LEIPZIG, Germany, March 19 (UPI) -- Scientists in Germany completing the genome sequence of a Neanderthal say they're making the entire sequence available to the scientific community for research.
Svante Paabo and his colleagues at the Max Planck Institute for Evolutionary Anthropology in Leipzig, presented the first draft version of the Neanderthal genome in 2010 from data collected from three bones found in a cave in Croatia, have now used a toe bone excavated in 2010 in Denisova Cave in southern Siberia to generate a high-quality genome from a single Neanderthal individual, the institute said Tuesday.
The analysis of the genome shows that the individual is closely related to other Neanderthals in Europe and western Russia, and that Neanderthals and their relatives, Denisovans, were both present in this unique cave in the Altai Mountains on the border between Russia, China, Mongolia and Kazakhstan.
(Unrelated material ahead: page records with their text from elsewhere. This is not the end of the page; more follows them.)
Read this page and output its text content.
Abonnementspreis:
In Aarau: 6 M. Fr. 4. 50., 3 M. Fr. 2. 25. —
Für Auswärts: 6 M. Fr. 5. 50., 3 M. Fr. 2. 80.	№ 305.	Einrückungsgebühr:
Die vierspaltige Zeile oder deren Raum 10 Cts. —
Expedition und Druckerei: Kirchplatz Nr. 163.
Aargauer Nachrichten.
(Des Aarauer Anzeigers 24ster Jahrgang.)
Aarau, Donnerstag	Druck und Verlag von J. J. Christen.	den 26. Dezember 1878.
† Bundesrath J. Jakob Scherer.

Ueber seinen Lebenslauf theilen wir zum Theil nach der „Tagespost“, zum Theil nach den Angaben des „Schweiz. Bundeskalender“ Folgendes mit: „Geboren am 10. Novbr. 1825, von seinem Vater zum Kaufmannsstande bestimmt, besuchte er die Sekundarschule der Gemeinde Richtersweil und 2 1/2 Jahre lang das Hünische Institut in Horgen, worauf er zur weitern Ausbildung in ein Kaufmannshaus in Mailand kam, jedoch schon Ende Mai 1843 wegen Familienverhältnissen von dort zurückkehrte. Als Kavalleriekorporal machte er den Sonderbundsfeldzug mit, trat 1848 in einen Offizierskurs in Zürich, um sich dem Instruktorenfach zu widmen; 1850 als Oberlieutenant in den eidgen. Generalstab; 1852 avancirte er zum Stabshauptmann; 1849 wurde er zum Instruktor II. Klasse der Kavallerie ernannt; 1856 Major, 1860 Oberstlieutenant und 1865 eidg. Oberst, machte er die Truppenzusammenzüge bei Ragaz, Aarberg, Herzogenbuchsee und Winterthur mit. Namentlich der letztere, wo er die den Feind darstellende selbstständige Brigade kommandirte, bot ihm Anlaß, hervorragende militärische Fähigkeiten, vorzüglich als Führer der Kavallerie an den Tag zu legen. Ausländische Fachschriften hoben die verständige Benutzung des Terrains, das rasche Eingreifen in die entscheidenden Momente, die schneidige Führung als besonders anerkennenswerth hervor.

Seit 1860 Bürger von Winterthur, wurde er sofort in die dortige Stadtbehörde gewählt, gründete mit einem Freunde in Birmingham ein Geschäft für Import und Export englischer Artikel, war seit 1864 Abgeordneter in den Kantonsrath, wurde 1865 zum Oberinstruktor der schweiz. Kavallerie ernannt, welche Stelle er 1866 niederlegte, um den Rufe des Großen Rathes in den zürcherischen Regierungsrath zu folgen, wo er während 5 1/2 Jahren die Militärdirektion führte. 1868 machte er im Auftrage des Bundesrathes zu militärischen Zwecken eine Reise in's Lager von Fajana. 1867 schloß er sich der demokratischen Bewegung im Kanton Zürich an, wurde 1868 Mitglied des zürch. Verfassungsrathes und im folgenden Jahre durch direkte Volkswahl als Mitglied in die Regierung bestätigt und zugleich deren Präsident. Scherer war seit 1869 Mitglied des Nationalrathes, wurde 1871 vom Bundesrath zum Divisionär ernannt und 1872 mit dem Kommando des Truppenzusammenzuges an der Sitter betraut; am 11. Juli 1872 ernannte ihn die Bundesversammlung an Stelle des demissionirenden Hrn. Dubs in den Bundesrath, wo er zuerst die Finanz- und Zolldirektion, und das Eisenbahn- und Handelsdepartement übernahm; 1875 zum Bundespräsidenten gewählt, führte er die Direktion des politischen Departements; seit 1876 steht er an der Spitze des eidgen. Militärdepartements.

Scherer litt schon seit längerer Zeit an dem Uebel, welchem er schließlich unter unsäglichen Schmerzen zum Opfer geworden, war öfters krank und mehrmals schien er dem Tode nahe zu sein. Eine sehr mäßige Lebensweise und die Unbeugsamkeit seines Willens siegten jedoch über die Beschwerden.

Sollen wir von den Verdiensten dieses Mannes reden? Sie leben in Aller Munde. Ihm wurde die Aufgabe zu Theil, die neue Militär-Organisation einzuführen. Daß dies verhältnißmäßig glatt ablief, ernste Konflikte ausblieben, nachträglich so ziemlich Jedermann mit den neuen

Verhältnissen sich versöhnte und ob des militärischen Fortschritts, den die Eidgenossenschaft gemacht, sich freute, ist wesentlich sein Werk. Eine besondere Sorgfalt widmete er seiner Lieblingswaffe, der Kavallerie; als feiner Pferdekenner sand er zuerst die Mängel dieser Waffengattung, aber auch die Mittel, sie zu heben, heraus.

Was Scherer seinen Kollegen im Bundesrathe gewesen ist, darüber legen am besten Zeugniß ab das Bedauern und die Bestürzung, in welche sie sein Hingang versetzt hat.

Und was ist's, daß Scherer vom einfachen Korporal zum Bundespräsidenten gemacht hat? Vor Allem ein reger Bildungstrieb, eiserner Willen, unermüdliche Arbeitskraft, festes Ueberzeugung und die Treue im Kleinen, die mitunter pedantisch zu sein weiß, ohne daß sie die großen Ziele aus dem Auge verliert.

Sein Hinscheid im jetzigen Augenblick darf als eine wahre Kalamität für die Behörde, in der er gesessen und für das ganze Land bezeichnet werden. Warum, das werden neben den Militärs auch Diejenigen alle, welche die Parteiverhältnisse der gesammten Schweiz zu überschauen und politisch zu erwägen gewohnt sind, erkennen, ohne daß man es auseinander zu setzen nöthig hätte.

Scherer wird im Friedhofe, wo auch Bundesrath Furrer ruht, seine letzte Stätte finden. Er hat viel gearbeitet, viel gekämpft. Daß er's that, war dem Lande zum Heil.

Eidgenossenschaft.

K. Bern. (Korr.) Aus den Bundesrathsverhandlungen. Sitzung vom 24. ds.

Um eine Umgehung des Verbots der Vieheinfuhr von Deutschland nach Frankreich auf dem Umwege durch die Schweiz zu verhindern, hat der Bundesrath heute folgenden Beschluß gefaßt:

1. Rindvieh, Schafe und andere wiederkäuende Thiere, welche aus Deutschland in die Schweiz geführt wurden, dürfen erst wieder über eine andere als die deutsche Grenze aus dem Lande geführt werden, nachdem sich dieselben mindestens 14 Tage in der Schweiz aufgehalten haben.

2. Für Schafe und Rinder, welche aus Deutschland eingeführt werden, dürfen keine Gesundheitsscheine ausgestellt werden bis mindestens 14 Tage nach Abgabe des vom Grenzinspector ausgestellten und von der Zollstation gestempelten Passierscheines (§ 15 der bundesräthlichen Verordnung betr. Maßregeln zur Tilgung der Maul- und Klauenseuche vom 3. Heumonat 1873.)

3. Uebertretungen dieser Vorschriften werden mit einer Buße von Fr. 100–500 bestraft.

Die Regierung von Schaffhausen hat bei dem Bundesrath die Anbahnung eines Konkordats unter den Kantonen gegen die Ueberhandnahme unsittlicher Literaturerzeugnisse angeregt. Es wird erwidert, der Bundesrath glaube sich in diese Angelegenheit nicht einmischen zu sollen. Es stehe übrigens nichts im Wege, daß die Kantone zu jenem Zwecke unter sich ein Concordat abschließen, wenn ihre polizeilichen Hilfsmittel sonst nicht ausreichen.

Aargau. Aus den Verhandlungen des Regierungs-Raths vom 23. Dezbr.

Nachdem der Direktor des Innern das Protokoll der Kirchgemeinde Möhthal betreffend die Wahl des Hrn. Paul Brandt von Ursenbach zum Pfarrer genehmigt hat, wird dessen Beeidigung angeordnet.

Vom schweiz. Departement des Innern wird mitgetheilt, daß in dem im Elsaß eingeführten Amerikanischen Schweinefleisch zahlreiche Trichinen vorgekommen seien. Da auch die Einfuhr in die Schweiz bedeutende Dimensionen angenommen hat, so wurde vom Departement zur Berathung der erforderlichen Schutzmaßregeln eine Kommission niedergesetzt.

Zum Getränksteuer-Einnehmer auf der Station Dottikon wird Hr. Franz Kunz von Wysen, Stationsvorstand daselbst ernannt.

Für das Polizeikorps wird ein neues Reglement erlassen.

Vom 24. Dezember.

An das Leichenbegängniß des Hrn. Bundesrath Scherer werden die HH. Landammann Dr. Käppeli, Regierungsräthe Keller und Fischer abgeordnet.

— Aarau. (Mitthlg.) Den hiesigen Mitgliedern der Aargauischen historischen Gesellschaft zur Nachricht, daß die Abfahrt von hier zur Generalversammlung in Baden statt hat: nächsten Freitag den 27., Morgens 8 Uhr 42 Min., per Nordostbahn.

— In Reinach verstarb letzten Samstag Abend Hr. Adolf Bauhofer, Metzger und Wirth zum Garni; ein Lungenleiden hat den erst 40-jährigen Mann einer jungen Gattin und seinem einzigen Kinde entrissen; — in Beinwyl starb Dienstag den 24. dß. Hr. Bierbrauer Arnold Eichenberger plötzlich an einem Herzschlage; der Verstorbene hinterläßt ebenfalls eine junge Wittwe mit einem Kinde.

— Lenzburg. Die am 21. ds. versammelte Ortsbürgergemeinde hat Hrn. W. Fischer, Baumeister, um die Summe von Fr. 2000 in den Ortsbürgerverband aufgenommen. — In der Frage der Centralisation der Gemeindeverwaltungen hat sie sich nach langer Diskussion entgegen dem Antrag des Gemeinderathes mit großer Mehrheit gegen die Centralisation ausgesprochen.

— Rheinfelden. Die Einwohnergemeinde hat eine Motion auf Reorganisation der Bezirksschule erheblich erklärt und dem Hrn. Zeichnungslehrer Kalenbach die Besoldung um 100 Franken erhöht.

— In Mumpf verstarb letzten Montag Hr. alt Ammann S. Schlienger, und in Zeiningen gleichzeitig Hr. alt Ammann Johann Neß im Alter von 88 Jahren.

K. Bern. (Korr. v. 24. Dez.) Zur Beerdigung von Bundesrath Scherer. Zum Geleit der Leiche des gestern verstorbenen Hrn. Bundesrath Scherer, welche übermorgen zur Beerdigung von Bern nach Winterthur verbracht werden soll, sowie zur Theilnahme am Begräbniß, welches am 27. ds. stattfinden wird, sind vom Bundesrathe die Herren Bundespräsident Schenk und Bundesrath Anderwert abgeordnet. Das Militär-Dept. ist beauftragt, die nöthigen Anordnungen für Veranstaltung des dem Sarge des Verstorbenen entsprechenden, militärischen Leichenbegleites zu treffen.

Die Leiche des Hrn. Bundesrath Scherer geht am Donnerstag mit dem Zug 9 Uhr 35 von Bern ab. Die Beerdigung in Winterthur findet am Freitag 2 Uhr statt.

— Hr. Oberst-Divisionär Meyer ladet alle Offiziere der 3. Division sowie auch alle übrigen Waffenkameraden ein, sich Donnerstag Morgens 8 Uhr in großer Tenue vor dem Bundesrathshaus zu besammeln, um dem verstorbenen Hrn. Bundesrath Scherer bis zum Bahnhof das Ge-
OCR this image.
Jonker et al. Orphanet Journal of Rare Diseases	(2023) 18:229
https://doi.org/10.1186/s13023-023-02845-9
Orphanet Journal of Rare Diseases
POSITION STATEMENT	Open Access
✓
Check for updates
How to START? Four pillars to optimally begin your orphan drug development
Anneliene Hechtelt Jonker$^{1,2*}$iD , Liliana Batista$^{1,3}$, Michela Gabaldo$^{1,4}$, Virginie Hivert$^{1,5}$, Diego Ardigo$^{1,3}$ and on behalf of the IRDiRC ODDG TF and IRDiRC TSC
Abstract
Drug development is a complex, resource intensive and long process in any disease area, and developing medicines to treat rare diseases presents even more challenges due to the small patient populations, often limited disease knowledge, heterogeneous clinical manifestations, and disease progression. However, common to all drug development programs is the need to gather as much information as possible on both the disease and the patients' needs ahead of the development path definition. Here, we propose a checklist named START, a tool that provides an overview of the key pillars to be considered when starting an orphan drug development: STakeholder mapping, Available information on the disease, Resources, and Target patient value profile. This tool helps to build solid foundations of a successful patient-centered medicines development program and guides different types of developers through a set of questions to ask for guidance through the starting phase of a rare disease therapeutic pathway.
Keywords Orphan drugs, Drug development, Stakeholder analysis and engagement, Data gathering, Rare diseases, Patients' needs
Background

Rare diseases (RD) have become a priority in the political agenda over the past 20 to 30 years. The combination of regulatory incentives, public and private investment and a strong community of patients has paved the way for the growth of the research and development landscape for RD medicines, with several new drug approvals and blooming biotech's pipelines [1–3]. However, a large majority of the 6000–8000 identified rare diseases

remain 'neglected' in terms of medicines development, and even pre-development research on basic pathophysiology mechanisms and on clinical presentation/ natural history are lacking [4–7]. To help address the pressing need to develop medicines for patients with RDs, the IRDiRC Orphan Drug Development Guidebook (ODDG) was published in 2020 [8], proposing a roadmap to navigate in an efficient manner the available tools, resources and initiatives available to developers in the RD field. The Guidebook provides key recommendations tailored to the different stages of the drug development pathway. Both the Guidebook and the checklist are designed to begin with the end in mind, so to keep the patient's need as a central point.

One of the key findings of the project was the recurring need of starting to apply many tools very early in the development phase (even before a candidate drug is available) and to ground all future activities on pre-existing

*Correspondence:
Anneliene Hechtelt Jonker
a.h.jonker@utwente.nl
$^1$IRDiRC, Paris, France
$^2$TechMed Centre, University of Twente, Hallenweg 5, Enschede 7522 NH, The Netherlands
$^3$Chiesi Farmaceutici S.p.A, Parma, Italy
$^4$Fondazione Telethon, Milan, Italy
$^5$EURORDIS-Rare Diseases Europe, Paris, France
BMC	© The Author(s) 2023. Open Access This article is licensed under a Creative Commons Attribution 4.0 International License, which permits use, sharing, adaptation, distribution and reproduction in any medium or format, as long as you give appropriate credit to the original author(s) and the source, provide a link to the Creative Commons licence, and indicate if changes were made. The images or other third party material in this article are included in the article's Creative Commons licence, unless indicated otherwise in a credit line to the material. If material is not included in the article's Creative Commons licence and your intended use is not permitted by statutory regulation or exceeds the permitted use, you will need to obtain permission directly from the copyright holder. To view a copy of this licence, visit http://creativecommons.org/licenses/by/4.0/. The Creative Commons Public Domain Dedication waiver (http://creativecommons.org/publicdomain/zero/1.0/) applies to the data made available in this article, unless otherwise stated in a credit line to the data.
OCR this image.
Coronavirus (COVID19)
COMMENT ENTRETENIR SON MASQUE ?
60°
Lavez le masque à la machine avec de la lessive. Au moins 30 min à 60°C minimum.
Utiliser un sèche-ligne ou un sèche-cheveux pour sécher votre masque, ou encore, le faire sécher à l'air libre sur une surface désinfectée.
"The genome is of very high quality", institute researcher Kay Prufer said. "It matches the quality of the Denisovan genome, presented last year, and is as good as or even better than the multiple present-day human genomes available to date."
Even the small differences between the copies of genes this Neanderthal individual inherited from its mother and father could be determined, the researchers said.
"We will gain insights into many aspects of the history of both Neanderthals and Denisovans and refine our knowledge about the genetic changes that occurred in the genomes of modern humans after they parted ways with the ancestors of Neanderthals and Denisovans," Paabo said.